Le voisinage des SOTRAMA provoque un désordre désormais incompatible avec ce lieu de culte
Cependant les bouleversements urbains entraînent toujours des désagréments. La cathédrale, aux dires de l’abbé, subit une cohabitation indésirable qui perturbe en permanence sa tranquillité. Cette cohabitation a pour nom : « L’aménagement des parcs de la société des transports du Mali (SOTRAMA) ». Pour l’abbé, cette mainmise des SOTRAMA sur un espace contigu à la cathédrale, et qui plus est devant son portail principal, pose de sérieux problèmes aux ouailles. Ce voisinage des SOTRAMA provoque un désordre désormais incompatible avec ce lieu de culte. Et l’homme d’église de s’émouvoir encore plus de l’intense et permanent dérangement dont souffre la cathédrale suite aux mutations de la ville : « L’évolution rapide de l’environnement immédiat de la cathédrale provoque trois dégradations majeures : il s’agit des nuisances sonores continuelles qui perturbent gravement les célébrations, l’obstruction régulière de l’entrée principale due à l’incivilité, mais aussi les atteintes à la salubrité de la clôture de l’édifice religieux. »

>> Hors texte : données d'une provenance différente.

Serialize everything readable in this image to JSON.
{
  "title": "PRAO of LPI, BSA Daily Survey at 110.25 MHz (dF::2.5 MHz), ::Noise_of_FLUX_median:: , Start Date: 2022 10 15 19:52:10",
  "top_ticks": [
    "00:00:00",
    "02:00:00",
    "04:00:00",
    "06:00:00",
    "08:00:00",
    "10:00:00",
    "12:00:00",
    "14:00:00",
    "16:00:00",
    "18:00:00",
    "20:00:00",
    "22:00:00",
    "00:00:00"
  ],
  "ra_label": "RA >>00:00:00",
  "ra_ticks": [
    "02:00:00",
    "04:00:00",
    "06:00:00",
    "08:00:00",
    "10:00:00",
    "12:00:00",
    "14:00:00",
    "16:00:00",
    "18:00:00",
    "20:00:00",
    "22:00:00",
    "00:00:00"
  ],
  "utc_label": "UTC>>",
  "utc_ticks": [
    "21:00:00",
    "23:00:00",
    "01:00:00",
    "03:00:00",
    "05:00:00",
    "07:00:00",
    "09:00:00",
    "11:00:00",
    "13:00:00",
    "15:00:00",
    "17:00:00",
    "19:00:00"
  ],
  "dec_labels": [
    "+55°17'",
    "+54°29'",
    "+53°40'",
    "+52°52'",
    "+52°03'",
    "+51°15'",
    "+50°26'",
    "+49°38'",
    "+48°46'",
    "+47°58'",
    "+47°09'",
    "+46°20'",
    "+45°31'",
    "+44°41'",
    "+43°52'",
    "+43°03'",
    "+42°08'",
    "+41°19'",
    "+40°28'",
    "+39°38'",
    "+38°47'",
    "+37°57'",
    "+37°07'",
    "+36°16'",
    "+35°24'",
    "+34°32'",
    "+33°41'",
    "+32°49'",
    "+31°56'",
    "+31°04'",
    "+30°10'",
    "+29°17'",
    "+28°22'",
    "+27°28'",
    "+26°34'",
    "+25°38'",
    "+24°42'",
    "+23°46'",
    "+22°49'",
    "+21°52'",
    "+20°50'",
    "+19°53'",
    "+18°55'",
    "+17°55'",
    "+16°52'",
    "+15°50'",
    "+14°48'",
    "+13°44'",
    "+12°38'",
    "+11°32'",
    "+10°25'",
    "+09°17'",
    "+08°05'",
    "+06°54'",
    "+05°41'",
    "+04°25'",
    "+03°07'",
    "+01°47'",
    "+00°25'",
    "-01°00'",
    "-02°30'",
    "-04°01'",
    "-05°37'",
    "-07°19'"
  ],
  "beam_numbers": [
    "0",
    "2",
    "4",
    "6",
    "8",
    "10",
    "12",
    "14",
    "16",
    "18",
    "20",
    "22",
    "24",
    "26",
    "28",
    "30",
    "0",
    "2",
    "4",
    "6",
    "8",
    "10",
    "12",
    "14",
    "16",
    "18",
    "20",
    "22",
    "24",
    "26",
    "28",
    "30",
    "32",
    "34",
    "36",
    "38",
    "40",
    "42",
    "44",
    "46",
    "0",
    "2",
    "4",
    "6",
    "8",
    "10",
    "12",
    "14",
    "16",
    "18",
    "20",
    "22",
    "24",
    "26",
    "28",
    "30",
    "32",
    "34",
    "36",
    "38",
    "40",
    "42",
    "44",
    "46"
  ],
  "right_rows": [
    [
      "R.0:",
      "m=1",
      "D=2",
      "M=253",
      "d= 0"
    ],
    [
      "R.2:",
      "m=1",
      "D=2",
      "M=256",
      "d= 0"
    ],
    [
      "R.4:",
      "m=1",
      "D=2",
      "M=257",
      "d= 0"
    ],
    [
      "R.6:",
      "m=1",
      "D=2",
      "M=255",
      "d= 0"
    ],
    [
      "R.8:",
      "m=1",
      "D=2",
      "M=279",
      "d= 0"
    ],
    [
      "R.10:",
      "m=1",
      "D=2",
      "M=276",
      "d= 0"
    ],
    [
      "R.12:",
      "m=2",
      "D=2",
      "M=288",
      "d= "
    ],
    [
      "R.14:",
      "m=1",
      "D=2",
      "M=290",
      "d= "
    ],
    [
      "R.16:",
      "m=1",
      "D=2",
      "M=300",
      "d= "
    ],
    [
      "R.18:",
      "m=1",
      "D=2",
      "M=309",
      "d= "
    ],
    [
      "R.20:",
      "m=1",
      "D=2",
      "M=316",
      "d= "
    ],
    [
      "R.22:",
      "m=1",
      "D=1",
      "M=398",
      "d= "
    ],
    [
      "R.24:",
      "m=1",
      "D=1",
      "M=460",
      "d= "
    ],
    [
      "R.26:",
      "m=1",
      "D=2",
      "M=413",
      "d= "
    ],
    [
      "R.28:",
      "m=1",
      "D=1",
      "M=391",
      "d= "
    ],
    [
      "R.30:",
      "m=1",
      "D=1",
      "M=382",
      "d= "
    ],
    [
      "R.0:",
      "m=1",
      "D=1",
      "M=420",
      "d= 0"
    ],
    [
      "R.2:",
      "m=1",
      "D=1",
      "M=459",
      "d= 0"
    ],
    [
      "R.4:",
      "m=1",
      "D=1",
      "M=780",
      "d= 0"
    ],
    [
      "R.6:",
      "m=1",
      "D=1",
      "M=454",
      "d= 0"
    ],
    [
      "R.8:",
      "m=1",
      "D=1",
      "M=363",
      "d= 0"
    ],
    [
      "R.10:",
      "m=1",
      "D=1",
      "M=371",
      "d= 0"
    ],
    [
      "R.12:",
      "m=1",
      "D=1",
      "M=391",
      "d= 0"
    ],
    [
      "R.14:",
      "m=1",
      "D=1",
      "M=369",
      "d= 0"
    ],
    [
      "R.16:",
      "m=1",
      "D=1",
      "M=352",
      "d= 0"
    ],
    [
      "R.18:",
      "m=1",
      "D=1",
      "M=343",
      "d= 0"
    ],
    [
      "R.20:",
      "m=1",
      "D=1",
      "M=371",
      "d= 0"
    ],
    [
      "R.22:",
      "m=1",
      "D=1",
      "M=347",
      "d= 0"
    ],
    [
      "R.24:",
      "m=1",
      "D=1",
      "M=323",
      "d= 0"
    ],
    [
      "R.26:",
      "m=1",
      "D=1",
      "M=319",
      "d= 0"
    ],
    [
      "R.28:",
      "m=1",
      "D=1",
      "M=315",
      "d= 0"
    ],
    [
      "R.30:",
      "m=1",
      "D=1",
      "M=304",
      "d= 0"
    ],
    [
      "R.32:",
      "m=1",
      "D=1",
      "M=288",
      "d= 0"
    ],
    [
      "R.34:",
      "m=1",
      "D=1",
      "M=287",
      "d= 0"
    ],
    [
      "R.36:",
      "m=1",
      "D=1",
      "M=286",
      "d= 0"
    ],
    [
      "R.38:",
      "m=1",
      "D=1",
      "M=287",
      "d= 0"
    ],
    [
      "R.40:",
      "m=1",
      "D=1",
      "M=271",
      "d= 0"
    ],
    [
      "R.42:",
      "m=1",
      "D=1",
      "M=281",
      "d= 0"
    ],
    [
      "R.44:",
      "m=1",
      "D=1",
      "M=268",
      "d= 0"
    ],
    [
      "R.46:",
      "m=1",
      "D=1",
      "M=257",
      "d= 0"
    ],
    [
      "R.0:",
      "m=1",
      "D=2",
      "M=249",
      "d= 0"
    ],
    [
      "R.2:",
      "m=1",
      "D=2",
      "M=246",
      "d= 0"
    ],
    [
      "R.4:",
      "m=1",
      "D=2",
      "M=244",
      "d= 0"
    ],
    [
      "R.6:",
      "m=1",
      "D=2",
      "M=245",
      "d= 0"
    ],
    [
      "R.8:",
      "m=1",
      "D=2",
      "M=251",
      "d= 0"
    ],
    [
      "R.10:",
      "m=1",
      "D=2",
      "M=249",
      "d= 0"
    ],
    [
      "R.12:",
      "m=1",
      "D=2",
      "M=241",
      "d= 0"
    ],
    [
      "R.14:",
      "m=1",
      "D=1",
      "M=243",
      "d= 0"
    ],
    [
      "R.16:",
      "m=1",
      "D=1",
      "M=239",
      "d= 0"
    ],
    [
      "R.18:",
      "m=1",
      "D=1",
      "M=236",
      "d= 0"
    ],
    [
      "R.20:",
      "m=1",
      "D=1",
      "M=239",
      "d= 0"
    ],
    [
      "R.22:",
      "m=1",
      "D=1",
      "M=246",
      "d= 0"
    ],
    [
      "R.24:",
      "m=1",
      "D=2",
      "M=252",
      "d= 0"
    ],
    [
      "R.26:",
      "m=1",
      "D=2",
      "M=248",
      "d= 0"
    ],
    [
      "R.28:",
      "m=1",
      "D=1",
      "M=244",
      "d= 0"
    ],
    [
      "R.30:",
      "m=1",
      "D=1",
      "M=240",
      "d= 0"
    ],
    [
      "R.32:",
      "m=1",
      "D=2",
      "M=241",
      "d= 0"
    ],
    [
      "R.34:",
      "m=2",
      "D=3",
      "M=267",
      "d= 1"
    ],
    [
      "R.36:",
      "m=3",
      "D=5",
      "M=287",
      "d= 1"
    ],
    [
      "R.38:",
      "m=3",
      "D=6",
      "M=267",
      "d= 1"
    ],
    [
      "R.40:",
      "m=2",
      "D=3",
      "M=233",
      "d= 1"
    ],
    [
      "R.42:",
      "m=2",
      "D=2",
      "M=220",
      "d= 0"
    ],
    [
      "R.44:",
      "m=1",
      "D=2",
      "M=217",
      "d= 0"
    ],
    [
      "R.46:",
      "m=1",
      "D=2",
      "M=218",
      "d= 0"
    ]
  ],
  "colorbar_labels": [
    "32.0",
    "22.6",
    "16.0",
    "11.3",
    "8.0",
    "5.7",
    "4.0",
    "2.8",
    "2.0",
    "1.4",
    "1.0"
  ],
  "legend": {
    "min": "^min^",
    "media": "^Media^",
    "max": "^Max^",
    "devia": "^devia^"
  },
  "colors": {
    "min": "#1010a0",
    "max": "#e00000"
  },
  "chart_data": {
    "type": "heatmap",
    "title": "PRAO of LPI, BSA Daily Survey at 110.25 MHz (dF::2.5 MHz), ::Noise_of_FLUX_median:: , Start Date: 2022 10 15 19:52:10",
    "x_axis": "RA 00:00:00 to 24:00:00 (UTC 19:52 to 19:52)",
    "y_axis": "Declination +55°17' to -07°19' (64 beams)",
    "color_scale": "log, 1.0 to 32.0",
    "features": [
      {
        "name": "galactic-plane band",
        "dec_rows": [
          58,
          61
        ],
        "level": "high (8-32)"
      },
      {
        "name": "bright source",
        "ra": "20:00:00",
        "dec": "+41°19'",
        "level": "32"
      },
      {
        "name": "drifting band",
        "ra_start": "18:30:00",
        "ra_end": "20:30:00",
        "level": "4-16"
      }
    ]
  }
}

L’abbé Coulibaly accompagne ce constat en lançant un cri du cœur à l’endroit des pouvoirs publics, notamment les pouvoirs locaux. Une sorte d’interpellation des autorités communales à trouver une solution possible à cette situation.
Cent ans (1923 à 2023) après sa création, la mission Sacré-Cœur de Bamako est passée d’une simple chapelle de terre à un majestueux sanctuaire en pierre taillée
Mettant volontiers l’accent sur le lien intime entre l’évolution de la cathédrale et la transformation de Bamako en tant que grande ville, depuis un siècle, l’abbé a rappelé ceci : « Cent ans (1923 à 2023) après sa création, la mission Sacré-Cœur de Bamako est passée d’une simple chapelle de terre à un majestueux sanctuaire en pierre taillée. Son essor a accompagné la croissance de la capitale, donnant naissance à trois paroisses sur les deux rives du fleuve Niger. Classée au Patrimoine culturel national en 2O12, cet édifice romano-byzantin dépasse le cadre religieux pour rester un symbole de paix, d’unité et de fraternité pour tous les Maliens. »
La cathédrale de Bamako, un bâtiment religieux devenu un trait d’union entre les communautés maliennes dans leur diversité.